You may never have heard of Lionel Messi, but to millions of soccer fans the 28-year-old Argentinian is a superstar. A forward for FC Barcelona, which has a larger social-media following than any other sports team in the world, as well as for Argentina’s national team, Messi holds all kinds of goal-scoring records and is considered by some observers to be the best player ever in the history of the sport.

He’s also, as it turns out, a useful stooge for none other than Ali Bongo, “president” of Gabon, whom we wrote about here a couple of months back. Bongo’s dad was “president” of the small country on the west coast of Central Africa from 1967 to 2009, and Bongo has been in charge ever since the old man shuffled off this mortal coil. As we noted in July, the Bongo family has made an art out of systematic, institutionalized corruption, treating the country’s cash as its own and using it to purchase dozens of luxury residences around the world, plus whole fleets of cars, boats, and planes, while the average Gabonese citizen squeaks by on $12 a day.
But Bongo’s shameless, large-scale embezzlement is only the most benign of his offenses. In recent years, as it turns out, many Gabonese children have been the victims of a practice that seems almost too terrible to be believe: they’re kidnapped, ritually murdered, and then cannibalized by members of the nation’s elite in the belief that this barbaric act will, by some supernatural means, bring them even greater wealth and power. It’s widely believed that Bongo himself is behind these twisted ritual crimes. In any event, Bongo’s government has refused to investigate them.

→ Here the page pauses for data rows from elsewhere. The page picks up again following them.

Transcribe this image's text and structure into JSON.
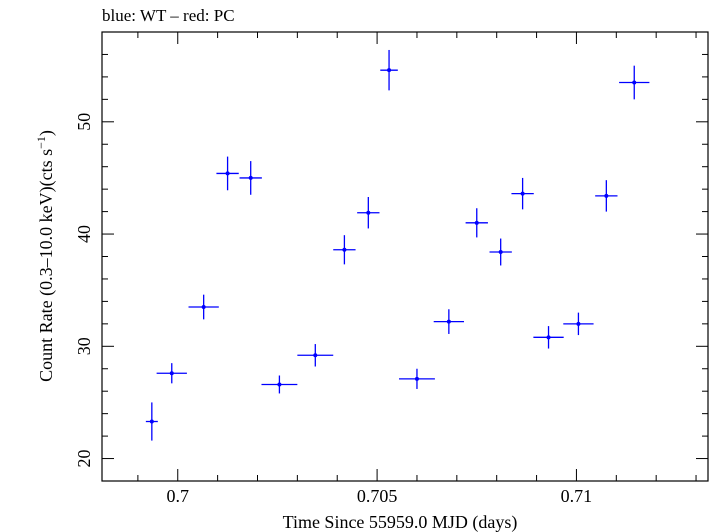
{
  "chart_data": {
    "type": "scatter",
    "title": "blue: WT – red: PC",
    "xlabel": "Time Since 55959.0 MJD (days)",
    "ylabel_main": "Count Rate (0.3–10.0 keV)(cts s",
    "ylabel_sup": "−1",
    "ylabel_end": ")",
    "xlim": [
      0.6981,
      0.7133
    ],
    "ylim": [
      18,
      58
    ],
    "xticks": [
      0.7,
      0.705,
      0.71
    ],
    "xtick_labels": [
      "0.7",
      "0.705",
      "0.71"
    ],
    "yticks": [
      20,
      30,
      40,
      50
    ],
    "ytick_labels": [
      "20",
      "30",
      "40",
      "50"
    ],
    "grid": false,
    "colors": {
      "wt": "#0000ff",
      "pc": "#ff0000"
    },
    "series": [
      {
        "name": "WT",
        "color": "#0000ff",
        "points": [
          {
            "x": 0.69935,
            "xerr": 0.00015,
            "y": 23.3,
            "yerr": 1.7
          },
          {
            "x": 0.69985,
            "xerr": 0.00038,
            "y": 27.6,
            "yerr": 0.9
          },
          {
            "x": 0.70065,
            "xerr": 0.00038,
            "y": 33.5,
            "yerr": 1.1
          },
          {
            "x": 0.70125,
            "xerr": 0.00028,
            "y": 45.4,
            "yerr": 1.5
          },
          {
            "x": 0.70183,
            "xerr": 0.00028,
            "y": 45.0,
            "yerr": 1.5
          },
          {
            "x": 0.70255,
            "xerr": 0.00045,
            "y": 26.6,
            "yerr": 0.8
          },
          {
            "x": 0.70345,
            "xerr": 0.00045,
            "y": 29.2,
            "yerr": 1.0
          },
          {
            "x": 0.70418,
            "xerr": 0.00028,
            "y": 38.6,
            "yerr": 1.3
          },
          {
            "x": 0.70478,
            "xerr": 0.00028,
            "y": 41.9,
            "yerr": 1.4
          },
          {
            "x": 0.7053,
            "xerr": 0.00022,
            "y": 54.6,
            "yerr": 1.8
          },
          {
            "x": 0.706,
            "xerr": 0.00045,
            "y": 27.1,
            "yerr": 0.9
          },
          {
            "x": 0.7068,
            "xerr": 0.00038,
            "y": 32.2,
            "yerr": 1.1
          },
          {
            "x": 0.7075,
            "xerr": 0.00028,
            "y": 41.0,
            "yerr": 1.3
          },
          {
            "x": 0.7081,
            "xerr": 0.00028,
            "y": 38.4,
            "yerr": 1.2
          },
          {
            "x": 0.70865,
            "xerr": 0.00028,
            "y": 43.6,
            "yerr": 1.4
          },
          {
            "x": 0.7093,
            "xerr": 0.00038,
            "y": 30.8,
            "yerr": 1.0
          },
          {
            "x": 0.71005,
            "xerr": 0.00038,
            "y": 32.0,
            "yerr": 1.0
          },
          {
            "x": 0.71075,
            "xerr": 0.00028,
            "y": 43.4,
            "yerr": 1.4
          },
          {
            "x": 0.71145,
            "xerr": 0.00038,
            "y": 53.5,
            "yerr": 1.5
          }
        ]
      }
    ]
  }
}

Enter Messi, who, as it happens, is an “ambassador” for UNICEF, the United Nations Children’s Fund, in addition to having his own charity, which focuses on “access to education and health care for vulnerable children.” In July, construction of a new soccer stadium in Gabon – which is being built for the 2017 Africa Cup of Nations, to be hosted by Gabon – began with a cornerstone-laying ceremony at which Messi was the guest of honor. Messi reportedly was paid €3.5 million for showing up at the event, although both Argentina and Gabon have denied that he was paid anything.

In any event, he went. In addition to laying the cornerstone for the stadium, he paid a visit to a hospital and took part in the opening of a Bongo-owned restaurant. And throughout the visit, according to the U.S.-based Human Rights Foundation (HRF), he “displayed enthusiastic support” for Bongo’s regime – a PR coup for Bongo and, as HRF observed, a blow to the credibility of Messi’s foundation. There’s no indication that this UNICEF “ambassador” said a single word, at any point during his stay in Gabon – every step of which was covered extensively by state-owned television – about his host’s refusal to investigate the ritual murder of children.